As I mentioned, I was excited. So much so that I spent the drive to the nursery in breathing meditation in an attempt to get myself into some semblance of a zen state of mind. I had met with Laura, the head beekeeper, a few days prior just to get to know each other, and talk about bees. She is a fountain of information. Among many mind-blowing facts, she told me that bees have the capacity to remember interactions with people, and that over time, a colony will get to know you. The bees will also, to some extent, mimic your attitude. If you’re calm, they’re calm, nobody gets hurt. What I took from this conversation was that I needed to make a good first impression—hence the meditative breathing.
I am thankful for this foresight. After I parked my van at the nursery, Laura came out to meet me and walk me back to the patch. As we walked, I continued my slow, deep, calming breaths, bringing my buzz down to a hum. Laura said “put on this veil, stand back, and don’t move…” I can’t say I was ready for such a warm welcome, but the reason for it presented itself immediately. It looked like my first ever hive was going to be an aggressive one.
I did as I was told, and stood “like a tree.” When bees are on high alert, they consider any movement a threat, so I stayed like that, and spent the next ten minutes just observing Laura’s next actions.
I had arrived in the middle of Laura’s inspection of the first hive, and the bees in it looked exactly like you would imagine an angry hive to look—a tornado of movement, zooming this way and that in a huge radius around the hive. Ever so slowly, Laura approached the hive, lifted the lid off the ground, and gently set it back in place. She walked away slowly and deliberately, bees cautiously following her all the while. Once she was about fifty feet away, she stood still like me and waited.
I was amazed to see how long the bees stayed with her. Their defense system is serious. Even after she backed away, they sent two bees with her to “track” her. Another bee even came over to track me as well. All of a sudden I heard a buzzing in my ear, and felt a little bump on the top of my head, which I learned is a bee’s warning. If they don’t sense an immediate threat from you, but suspect you are up to no good, they’ll nudge you before they sting. (I mean come on, how cute is that?)
After a while, they decided that we were going to leave them alone, so they left us alone. Laura incurred a sting in the process, but I was left unscathed. Of course, I learned right then that even a bee’s sting is good for you, that it has immune boosting properties, so now I’m almost looking forward to being stung.
Laura put some essential oils on her sting to cover up the pheromone in bee venom. This is important, because the scent of it is designed to alert neighboring bees, and send them into attack mode. Ingenious! Once we recovered from the aggressive hive, we went on to inspect the rest of the hives at Dretzka, and the information I learned during the inspections will fill the next few of my posts.
The temperature was starting to dip during that time as we slipped into Autumn, and colonies can be more defensive at this time of year.

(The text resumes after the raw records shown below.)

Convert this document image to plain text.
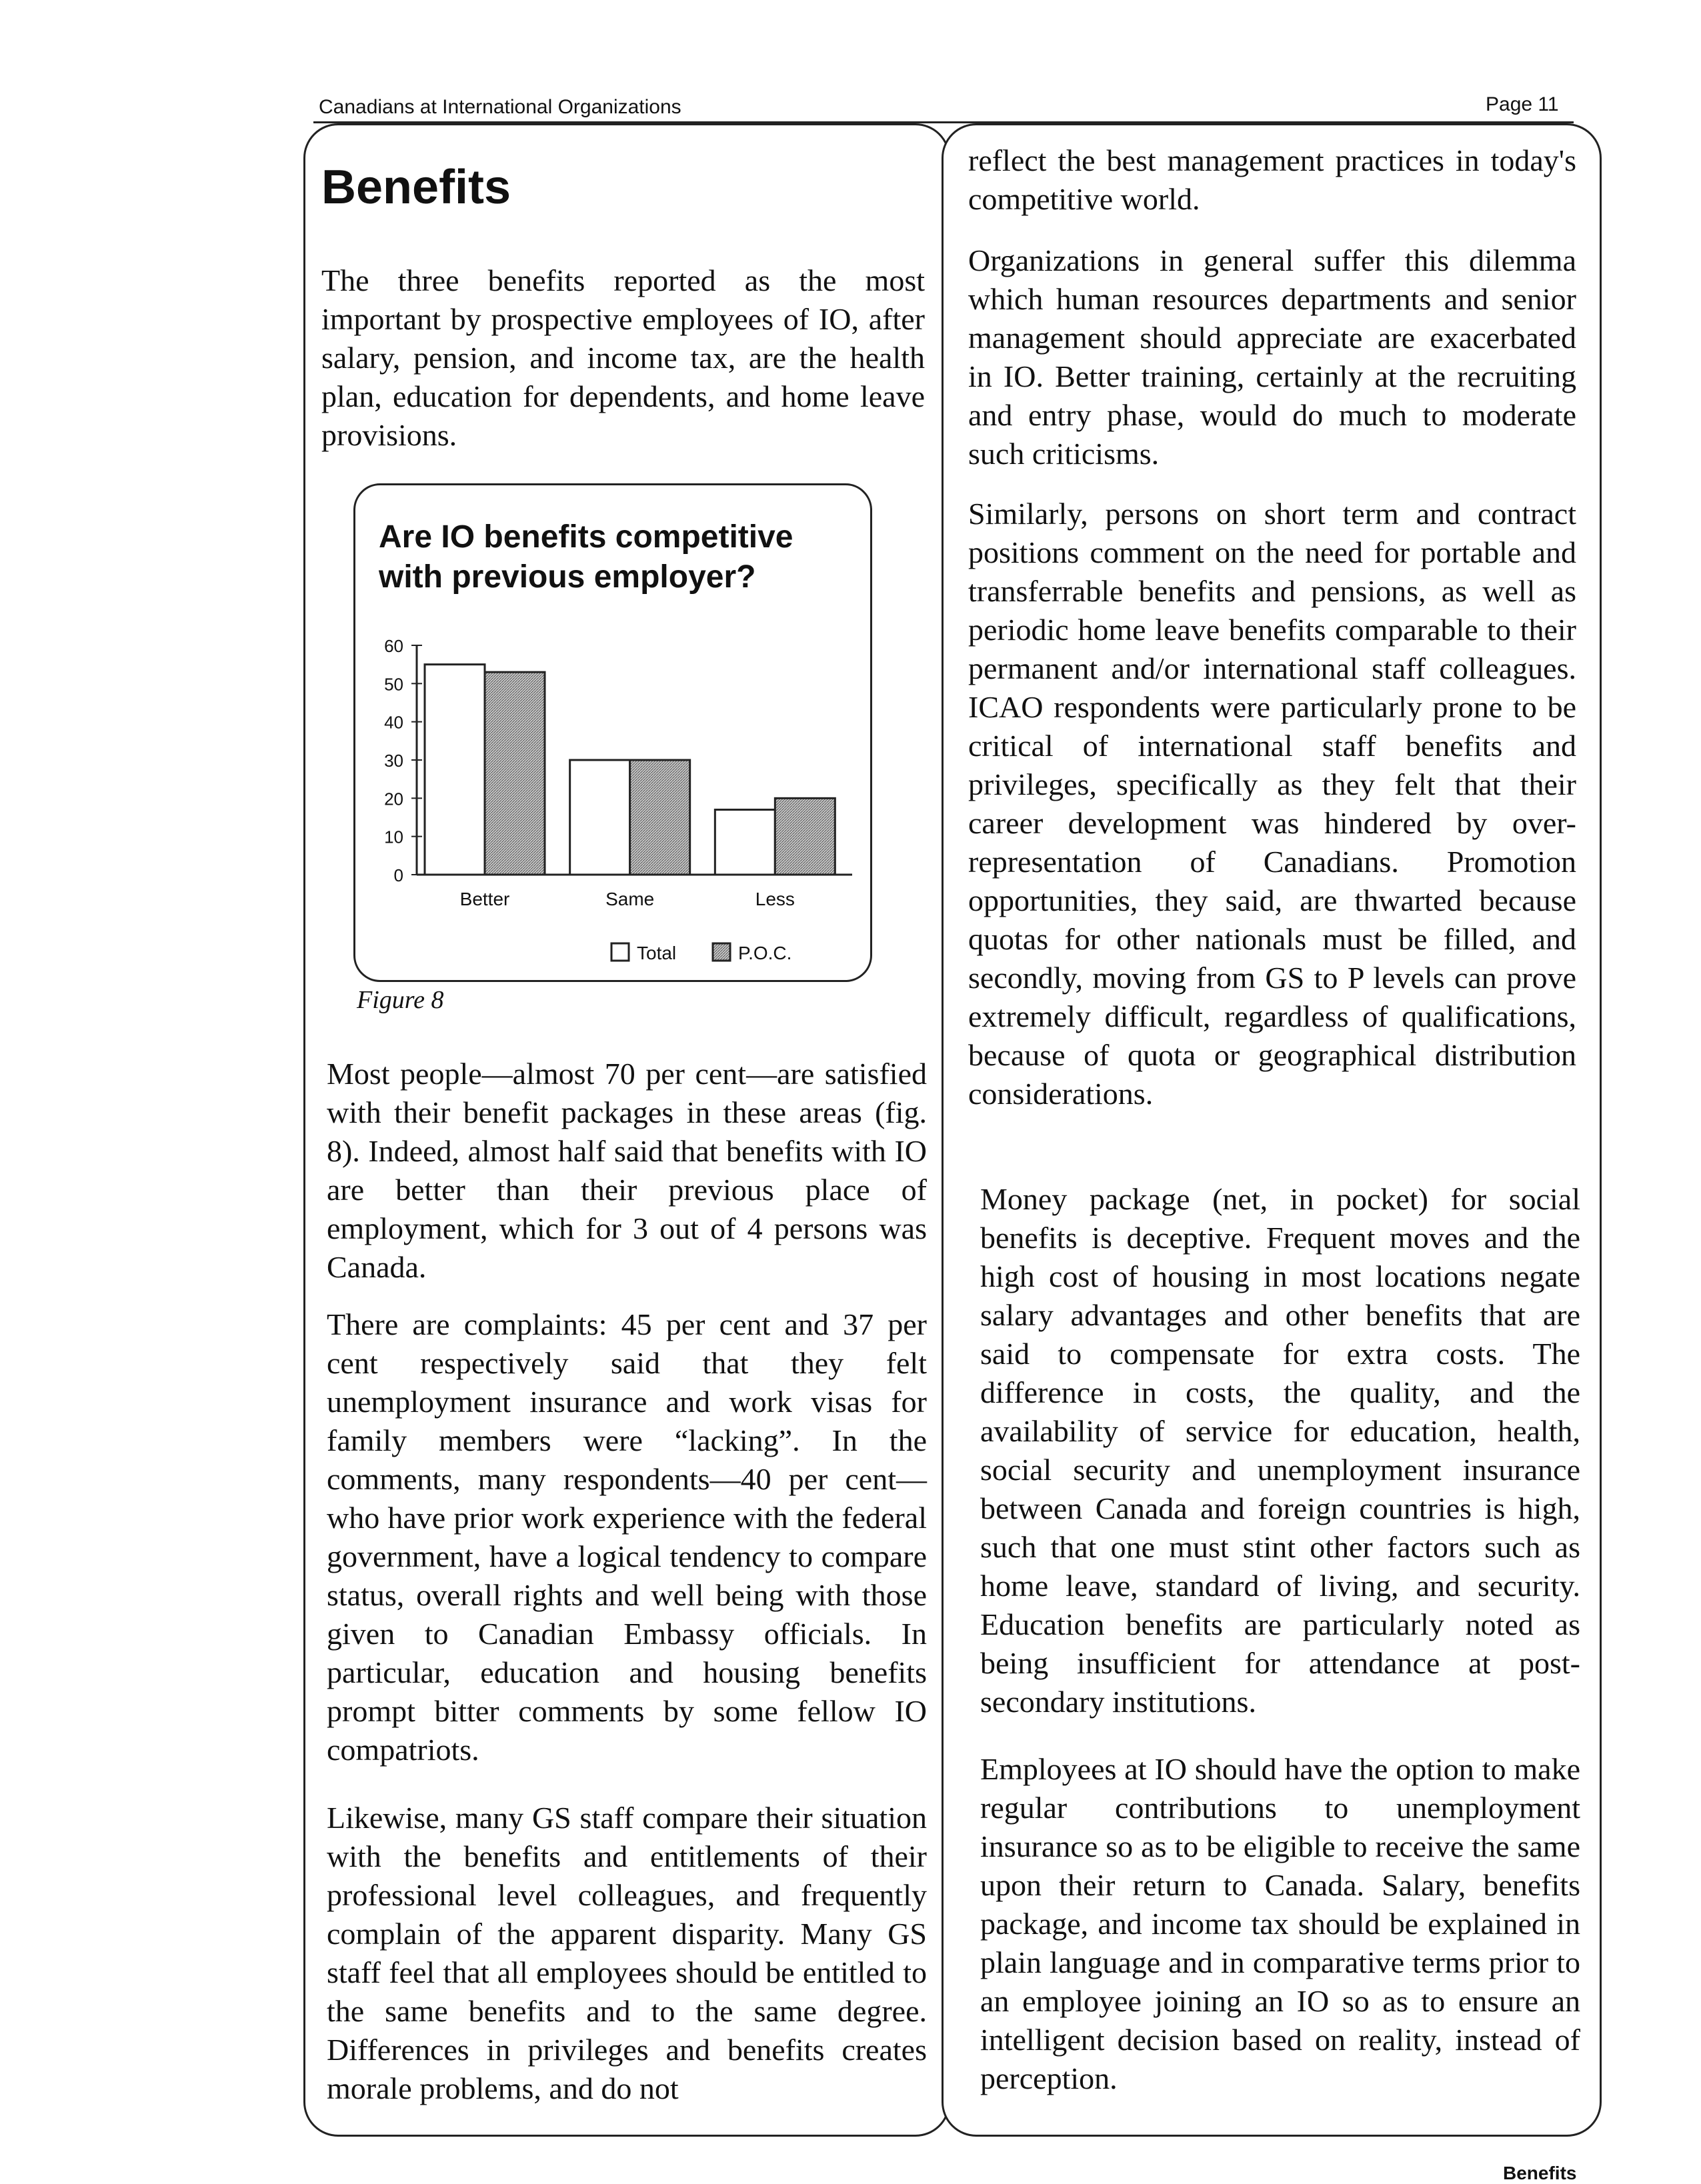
Canadians at International Organizations	Page 11
Benefits

The three benefits reported as the most important by prospective employees of IO, after salary, pension, and income tax, are the health plan, education for dependents, and home leave provisions.

Are IO benefits competitive with previous employer?
0
10
20
30
40
50
60
Better	Same	Less
Total	P.O.C.
Figure 8

Most people—almost 70 per cent—are satisfied with their benefit packages in these areas (fig. 8). Indeed, almost half said that benefits with IO are better than their previous place of employment, which for 3 out of 4 persons was Canada.

There are complaints: 45 per cent and 37 per cent respectively said that they felt unemployment insurance and work visas for family members were “lacking”. In the comments, many respondents—40 per cent—who have prior work experience with the federal government, have a logical tendency to compare status, overall rights and well being with those given to Canadian Embassy officials. In particular, education and housing benefits prompt bitter comments by some fellow IO compatriots.

Likewise, many GS staff compare their situation with the benefits and entitlements of their professional level colleagues, and frequently complain of the apparent disparity. Many GS staff feel that all employees should be entitled to the same benefits and to the same degree. Differences in privileges and benefits creates morale problems, and do not

reflect the best management practices in today's competitive world.

Organizations in general suffer this dilemma which human resources departments and senior management should appreciate are exacerbated in IO. Better training, certainly at the recruiting and entry phase, would do much to moderate such criticisms.

Similarly, persons on short term and contract positions comment on the need for portable and transferrable benefits and pensions, as well as periodic home leave benefits comparable to their permanent and/or international staff colleagues. ICAO respondents were particularly prone to be critical of international staff benefits and privileges, specifically as they felt that their career development was hindered by over-representation of Canadians. Promotion opportunities, they said, are thwarted because quotas for other nationals must be filled, and secondly, moving from GS to P levels can prove extremely difficult, regardless of qualifications, because of quota or geographical distribution considerations.

Money package (net, in pocket) for social benefits is deceptive. Frequent moves and the high cost of housing in most locations negate salary advantages and other benefits that are said to compensate for extra costs. The difference in costs, the quality, and the availability of service for education, health, social security and unemployment insurance between Canada and foreign countries is high, such that one must stint other factors such as home leave, standard of living, and security. Education benefits are particularly noted as being insufficient for attendance at post-secondary institutions.

Employees at IO should have the option to make regular contributions to unemployment insurance so as to be eligible to receive the same upon their return to Canada. Salary, benefits package, and income tax should be explained in plain language and in comparative terms prior to an employee joining an IO so as to ensure an intelligent decision based on reality, instead of perception.

Benefits
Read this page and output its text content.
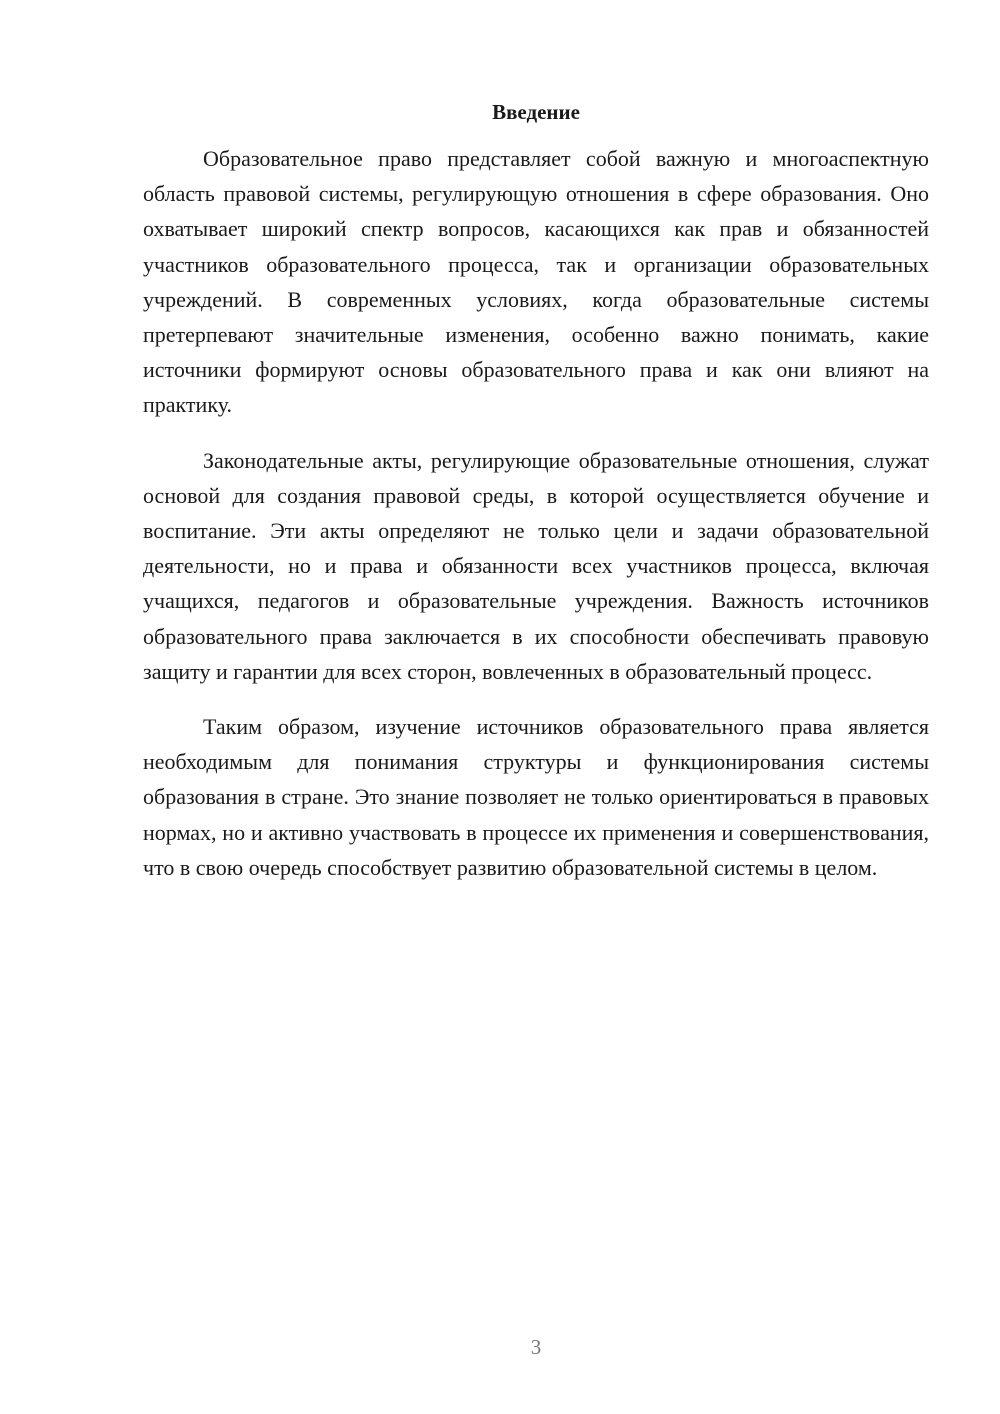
Введение

Образовательное право представляет собой важную и многоаспектную область правовой системы, регулирующую отношения в сфере образования. Оно охватывает широкий спектр вопросов, касающихся как прав и обязанностей участников образовательного процесса, так и организации образовательных учреждений. В современных условиях, когда образовательные системы претерпевают значительные изменения, особенно важно понимать, какие источники формируют основы образовательного права и как они влияют на практику.

Законодательные акты, регулирующие образовательные отношения, служат основой для создания правовой среды, в которой осуществляется обучение и воспитание. Эти акты определяют не только цели и задачи образовательной деятельности, но и права и обязанности всех участников процесса, включая учащихся, педагогов и образовательные учреждения. Важность источников образовательного права заключается в их способности обеспечивать правовую защиту и гарантии для всех сторон, вовлеченных в образовательный процесс.

Таким образом, изучение источников образовательного права является необходимым для понимания структуры и функционирования системы образования в стране. Это знание позволяет не только ориентироваться в правовых нормах, но и активно участвовать в процессе их применения и совершенствования, что в свою очередь способствует развитию образовательной системы в целом.

3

It gets harder to fly when it’s cold. In fact bees can’t fly when it’s too cold, which means they can no longer search for nectar and pollen. If a hive is not strong, they can be invaded by any number of threatening creatures, like bears, raccoons, wasps, even other honey bee colonies. They will come in and steal honey for themselves. So I can understand why they might be a little aggressive. The rest of the hives were perfectly calm though, so it’s not totally clear why this hive was on the defense.
I would never have wished for my first ever hive to be aggressive, but in hindsight, I’m glad to have seen them at their worst so soon. Now I know exactly what to do in that situation. Not to mention, every hive I have encountered since seems all the more gentle in comparison.
Part of the Beepods philosophy is to do no harm to the bees. The edited top-bar hive design makes it very easy to move with care during inspections, and crush almost no bees. Every move we made was deliberate and slow. It keeps both bees and beekeepers calm, and it means we don’t have to wear sweaty hot full body suits or bulky heavy duty gloves.
It also means we leave aggressive hives alone. Since it was getting colder, we will not go back into this hive until the spring. Hopefully they will survive the winter, and with any luck, in spring we will see signs as to why they were so upset this fall.
I’m very proud to be a part of the Beepods team, and to be learning their techniques and philosophy. Everything I have witnessed so far rings with truth and is a symbol of what I believe in.